Mandatory disclosure of CSR projects approved by the Board is to be placed on the website of the company. This will ensure greater accountability of companies and a closer check on the compliance of rules.

• Amendment in transfer of unspent amount under Rule 10

Since the provisions are applicable from January 22, 2021, any amount that remains unspent on ongoing project in FY 2020-21 will have to be transferred to any separate account already mentioned under Schedule VII till "the Fund" referred to in Section 135(5) and 135(6) of Companies Act, 2013 is created or specified.

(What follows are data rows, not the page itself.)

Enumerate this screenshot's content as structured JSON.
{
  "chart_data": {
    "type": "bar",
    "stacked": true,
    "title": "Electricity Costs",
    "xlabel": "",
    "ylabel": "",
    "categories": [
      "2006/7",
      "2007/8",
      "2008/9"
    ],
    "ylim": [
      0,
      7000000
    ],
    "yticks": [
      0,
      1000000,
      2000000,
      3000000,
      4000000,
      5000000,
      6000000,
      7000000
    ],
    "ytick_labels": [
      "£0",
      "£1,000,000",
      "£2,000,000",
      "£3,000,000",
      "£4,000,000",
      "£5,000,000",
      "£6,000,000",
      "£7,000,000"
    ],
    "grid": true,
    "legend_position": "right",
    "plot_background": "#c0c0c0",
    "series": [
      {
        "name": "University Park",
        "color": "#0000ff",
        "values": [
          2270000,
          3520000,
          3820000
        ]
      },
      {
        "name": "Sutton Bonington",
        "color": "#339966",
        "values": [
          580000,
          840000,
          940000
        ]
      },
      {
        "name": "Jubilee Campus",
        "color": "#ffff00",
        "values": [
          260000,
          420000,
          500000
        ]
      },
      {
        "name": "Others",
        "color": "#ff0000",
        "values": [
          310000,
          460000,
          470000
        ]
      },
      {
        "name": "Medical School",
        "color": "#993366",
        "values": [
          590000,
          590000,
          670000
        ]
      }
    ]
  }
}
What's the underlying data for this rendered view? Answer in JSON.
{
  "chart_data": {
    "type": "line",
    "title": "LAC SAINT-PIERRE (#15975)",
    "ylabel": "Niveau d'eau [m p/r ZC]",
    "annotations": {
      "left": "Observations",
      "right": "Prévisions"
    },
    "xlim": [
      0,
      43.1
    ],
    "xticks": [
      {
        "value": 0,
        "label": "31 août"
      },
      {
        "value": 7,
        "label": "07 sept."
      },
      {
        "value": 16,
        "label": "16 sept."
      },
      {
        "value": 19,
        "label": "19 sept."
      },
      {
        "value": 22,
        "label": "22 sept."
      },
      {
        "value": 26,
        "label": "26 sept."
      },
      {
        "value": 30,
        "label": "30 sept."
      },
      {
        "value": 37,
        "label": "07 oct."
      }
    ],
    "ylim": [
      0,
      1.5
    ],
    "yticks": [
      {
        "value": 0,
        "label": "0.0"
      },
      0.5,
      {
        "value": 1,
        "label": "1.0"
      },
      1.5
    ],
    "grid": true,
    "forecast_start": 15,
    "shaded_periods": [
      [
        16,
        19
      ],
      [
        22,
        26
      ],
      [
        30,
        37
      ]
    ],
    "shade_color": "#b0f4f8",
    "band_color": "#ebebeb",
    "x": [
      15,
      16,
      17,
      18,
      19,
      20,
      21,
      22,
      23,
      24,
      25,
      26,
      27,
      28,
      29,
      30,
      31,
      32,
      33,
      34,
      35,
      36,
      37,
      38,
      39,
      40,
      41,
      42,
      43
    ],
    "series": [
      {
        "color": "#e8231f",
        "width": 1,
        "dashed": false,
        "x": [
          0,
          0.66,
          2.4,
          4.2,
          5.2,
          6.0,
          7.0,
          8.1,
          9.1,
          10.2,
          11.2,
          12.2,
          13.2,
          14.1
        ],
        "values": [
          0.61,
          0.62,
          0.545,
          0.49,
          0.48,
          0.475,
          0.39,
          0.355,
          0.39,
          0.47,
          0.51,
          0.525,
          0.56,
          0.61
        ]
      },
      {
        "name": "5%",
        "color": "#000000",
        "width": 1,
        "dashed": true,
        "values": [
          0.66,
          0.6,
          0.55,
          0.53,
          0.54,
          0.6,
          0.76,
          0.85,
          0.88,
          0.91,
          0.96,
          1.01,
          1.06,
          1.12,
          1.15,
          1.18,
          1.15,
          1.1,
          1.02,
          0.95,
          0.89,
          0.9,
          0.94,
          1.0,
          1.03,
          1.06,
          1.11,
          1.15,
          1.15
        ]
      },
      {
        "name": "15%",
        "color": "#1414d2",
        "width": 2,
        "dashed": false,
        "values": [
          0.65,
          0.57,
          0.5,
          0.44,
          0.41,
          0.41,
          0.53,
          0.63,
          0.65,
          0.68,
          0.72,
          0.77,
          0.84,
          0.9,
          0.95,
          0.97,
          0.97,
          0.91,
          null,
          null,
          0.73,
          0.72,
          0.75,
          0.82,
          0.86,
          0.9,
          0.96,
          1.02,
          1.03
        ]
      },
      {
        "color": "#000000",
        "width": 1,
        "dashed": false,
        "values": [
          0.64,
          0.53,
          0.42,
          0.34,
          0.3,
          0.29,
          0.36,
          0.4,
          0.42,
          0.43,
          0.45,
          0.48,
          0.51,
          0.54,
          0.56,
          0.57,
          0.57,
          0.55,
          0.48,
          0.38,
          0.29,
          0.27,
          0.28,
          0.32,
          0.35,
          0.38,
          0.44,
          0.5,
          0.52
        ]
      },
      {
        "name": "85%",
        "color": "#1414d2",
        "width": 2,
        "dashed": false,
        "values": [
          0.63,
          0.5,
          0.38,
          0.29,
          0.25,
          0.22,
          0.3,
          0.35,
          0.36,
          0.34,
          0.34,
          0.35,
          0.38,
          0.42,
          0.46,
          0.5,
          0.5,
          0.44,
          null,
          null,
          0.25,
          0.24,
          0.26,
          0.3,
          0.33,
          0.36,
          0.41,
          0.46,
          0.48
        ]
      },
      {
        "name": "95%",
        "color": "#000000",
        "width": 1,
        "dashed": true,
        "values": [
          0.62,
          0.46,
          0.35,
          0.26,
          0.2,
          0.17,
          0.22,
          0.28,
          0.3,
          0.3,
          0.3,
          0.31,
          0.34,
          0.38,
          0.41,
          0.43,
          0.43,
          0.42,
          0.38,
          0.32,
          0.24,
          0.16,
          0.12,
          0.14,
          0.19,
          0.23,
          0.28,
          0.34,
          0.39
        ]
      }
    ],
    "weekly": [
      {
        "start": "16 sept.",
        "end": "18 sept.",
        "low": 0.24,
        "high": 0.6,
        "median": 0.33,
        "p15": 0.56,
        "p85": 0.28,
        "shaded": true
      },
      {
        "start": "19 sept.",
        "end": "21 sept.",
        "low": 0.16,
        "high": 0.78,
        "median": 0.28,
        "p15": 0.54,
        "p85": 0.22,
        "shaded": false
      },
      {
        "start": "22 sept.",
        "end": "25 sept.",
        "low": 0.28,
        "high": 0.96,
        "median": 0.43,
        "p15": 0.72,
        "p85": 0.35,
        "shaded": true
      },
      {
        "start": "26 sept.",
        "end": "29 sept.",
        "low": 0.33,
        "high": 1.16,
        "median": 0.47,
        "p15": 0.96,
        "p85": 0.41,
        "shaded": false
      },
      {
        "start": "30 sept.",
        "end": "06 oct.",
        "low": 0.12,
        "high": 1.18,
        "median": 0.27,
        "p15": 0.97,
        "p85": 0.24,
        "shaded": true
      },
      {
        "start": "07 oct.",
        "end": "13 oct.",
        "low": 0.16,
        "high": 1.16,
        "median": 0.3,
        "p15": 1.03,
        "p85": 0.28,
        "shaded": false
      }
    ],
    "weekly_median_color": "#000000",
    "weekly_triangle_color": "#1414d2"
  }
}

CSR has always been a topic of discussion in all forums. In order to achieve the intent of CSR policy, Indian scenario called for a rethink of strategy. The amendments, being technical in nature, are a way to ensure strict compliance of the rules and to keep a tight check on the activities of companies. They are aimed at further improving the ease of doing business, decriminalizing non-compliance with CSR provisions as well as to make the CSR framework more transparent. The provisions of the New Rules seem to be more detailed and structured even with respect to the earlier mentioned concepts of CSR, CSR Policy, and CSR Implementation in the 2014 rules. Allowing companies engaged in research and development (R&D) activities for new COVID-19 vaccines, drugs and medical devices to include such activities in their normal course of business for inclusion in CSR activities is much appreciated. With the new rules more responsibility has been casted on the shoulders of the Board to ensure proper implementation of legal norms related to CSR.